Grausames Drama: Fauler Ehemann wird zum Mörder

München - Geschlagen, getreten, erstochen – der stämmige Mann im tiefblauen T-Shirt auf der Anklagebank hat seine zwölf Jahre jüngere Frau am Morgen des 7. Mai 2015 in der gemeinsamen Wohnung in Haar auf geradezu bestialische Art umgebracht. Und doch verblüfft Saheb M. (53) das Landgericht und die Zuhörer im Saal 273 des Justizzentrums mit dieser Bitte: "Meine Kinder würden sich freuen, wenn ich zurückkehre. Deswegen bitte ich um einen Freispruch."

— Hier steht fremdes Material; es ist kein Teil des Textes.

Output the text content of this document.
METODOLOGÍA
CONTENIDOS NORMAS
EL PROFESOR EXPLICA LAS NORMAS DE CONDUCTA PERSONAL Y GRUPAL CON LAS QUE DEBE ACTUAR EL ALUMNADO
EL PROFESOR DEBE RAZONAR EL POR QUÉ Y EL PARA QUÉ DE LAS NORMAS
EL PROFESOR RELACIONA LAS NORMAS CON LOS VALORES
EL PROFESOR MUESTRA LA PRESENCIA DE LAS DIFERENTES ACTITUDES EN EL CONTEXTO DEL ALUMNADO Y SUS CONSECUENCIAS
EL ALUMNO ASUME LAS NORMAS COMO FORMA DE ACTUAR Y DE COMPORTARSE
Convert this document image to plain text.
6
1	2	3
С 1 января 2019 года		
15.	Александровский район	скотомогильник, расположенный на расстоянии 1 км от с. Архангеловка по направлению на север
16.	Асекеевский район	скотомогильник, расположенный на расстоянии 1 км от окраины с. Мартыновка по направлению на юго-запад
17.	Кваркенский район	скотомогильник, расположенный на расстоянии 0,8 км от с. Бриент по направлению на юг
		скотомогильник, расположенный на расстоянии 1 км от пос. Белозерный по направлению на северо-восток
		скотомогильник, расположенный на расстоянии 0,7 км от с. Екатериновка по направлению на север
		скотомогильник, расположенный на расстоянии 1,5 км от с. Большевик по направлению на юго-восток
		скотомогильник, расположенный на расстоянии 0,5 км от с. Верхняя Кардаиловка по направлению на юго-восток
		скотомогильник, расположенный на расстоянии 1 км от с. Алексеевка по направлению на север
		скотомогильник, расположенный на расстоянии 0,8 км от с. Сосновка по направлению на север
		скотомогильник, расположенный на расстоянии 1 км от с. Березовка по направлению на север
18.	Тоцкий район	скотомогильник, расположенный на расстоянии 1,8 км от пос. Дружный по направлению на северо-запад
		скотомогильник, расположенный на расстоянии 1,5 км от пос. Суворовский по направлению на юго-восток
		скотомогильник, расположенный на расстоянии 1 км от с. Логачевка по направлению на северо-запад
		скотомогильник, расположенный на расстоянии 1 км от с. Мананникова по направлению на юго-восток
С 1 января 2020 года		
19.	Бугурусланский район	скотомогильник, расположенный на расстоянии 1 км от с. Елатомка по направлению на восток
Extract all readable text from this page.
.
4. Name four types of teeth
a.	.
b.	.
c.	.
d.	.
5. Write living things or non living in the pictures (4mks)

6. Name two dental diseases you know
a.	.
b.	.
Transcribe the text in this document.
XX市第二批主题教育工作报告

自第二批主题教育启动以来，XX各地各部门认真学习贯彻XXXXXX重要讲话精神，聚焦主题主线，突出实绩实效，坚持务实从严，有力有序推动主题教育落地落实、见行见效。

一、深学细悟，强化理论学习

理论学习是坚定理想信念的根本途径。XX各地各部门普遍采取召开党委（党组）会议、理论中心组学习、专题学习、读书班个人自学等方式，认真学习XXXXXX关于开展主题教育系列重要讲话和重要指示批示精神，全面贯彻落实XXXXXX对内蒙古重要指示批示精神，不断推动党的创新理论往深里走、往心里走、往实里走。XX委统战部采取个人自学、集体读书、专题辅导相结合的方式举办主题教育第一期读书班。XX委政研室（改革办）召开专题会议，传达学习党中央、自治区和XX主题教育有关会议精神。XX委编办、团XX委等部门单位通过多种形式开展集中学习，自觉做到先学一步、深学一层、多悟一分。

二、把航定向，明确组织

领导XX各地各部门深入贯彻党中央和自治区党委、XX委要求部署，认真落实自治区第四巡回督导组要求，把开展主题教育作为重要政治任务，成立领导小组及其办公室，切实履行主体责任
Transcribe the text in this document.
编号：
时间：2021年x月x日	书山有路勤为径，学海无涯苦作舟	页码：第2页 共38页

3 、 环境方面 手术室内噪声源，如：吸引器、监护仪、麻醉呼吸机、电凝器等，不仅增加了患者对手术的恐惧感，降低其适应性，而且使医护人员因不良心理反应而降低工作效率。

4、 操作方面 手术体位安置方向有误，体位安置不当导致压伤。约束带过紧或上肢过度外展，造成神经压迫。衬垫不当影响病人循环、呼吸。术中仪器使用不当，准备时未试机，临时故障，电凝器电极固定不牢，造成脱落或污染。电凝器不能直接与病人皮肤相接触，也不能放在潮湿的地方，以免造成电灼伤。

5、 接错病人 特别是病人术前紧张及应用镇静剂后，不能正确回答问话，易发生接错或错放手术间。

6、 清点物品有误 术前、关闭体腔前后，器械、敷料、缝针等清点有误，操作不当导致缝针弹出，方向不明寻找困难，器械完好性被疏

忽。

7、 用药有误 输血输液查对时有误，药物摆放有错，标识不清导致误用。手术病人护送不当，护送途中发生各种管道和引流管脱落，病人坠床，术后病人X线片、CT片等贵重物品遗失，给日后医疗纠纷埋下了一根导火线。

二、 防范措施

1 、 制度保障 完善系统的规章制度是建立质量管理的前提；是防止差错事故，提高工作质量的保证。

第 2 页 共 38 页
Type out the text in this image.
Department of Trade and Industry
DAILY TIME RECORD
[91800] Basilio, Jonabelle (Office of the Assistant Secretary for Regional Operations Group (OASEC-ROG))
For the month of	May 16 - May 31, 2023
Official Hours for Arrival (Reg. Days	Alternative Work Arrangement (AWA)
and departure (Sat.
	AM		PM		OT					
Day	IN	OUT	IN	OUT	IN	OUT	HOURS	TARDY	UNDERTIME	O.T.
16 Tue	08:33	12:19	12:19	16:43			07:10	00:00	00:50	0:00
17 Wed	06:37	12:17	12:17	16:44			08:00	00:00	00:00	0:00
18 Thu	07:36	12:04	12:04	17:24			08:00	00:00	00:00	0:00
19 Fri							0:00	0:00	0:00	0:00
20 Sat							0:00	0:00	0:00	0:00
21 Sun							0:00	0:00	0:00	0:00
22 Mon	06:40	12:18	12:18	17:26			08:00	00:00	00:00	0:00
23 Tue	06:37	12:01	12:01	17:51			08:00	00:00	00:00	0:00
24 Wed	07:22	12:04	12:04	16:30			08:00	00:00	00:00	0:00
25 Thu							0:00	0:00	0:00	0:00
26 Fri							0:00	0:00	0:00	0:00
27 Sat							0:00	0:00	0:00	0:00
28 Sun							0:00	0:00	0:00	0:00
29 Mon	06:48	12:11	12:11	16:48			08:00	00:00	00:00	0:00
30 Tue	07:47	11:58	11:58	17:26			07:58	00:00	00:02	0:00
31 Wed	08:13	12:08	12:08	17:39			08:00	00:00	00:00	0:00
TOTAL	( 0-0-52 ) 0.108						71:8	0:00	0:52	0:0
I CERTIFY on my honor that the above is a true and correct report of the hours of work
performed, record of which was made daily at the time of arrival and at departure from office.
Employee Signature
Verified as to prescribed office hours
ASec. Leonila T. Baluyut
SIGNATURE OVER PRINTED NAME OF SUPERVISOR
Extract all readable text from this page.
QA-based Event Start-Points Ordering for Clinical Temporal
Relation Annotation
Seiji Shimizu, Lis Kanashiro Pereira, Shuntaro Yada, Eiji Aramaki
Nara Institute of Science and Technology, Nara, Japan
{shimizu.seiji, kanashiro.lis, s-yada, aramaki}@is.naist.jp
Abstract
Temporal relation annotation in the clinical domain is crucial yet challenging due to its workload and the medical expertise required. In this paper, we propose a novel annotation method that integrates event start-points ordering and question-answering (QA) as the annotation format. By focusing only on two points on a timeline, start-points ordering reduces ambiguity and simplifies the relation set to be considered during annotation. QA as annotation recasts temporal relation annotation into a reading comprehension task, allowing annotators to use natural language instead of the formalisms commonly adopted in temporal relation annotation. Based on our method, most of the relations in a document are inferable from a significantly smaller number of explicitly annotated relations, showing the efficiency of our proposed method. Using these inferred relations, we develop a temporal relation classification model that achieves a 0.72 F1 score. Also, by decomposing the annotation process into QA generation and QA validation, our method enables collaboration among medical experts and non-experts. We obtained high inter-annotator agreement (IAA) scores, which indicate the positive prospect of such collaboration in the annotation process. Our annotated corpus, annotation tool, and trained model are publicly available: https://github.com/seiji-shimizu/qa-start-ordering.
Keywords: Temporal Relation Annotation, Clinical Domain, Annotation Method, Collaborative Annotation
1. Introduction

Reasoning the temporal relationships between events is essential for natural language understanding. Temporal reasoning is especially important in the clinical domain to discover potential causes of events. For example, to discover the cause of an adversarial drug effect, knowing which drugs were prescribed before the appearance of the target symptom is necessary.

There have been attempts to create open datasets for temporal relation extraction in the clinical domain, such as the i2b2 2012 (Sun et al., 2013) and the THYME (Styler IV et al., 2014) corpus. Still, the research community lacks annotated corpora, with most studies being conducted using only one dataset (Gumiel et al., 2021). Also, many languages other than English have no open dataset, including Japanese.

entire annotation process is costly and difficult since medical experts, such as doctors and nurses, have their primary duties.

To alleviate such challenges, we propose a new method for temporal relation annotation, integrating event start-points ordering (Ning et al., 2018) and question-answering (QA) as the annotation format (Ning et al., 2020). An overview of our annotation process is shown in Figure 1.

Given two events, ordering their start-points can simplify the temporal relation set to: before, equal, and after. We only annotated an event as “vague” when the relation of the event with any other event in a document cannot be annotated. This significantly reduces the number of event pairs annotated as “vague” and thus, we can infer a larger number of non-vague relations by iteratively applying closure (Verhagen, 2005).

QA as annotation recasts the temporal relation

Eher unwahrscheinlich, dass seine drei kleinen Kinder (vier, sieben und neun Jahre alt) ihren Papa so bald zurückbekommen. Die Staatsanwaltschaft geht von Mord aus niedrigen Beweggründen aus. Und das Gericht könnte darüber noch hinaus gehen. Es komme auch eine besondere Grausamkeit in Betracht und damit eine besondere Schwere der Schuld, macht der Vorsitzende Richter Norbert Riedmann zum Prozessbeginn am Mittwoch klar.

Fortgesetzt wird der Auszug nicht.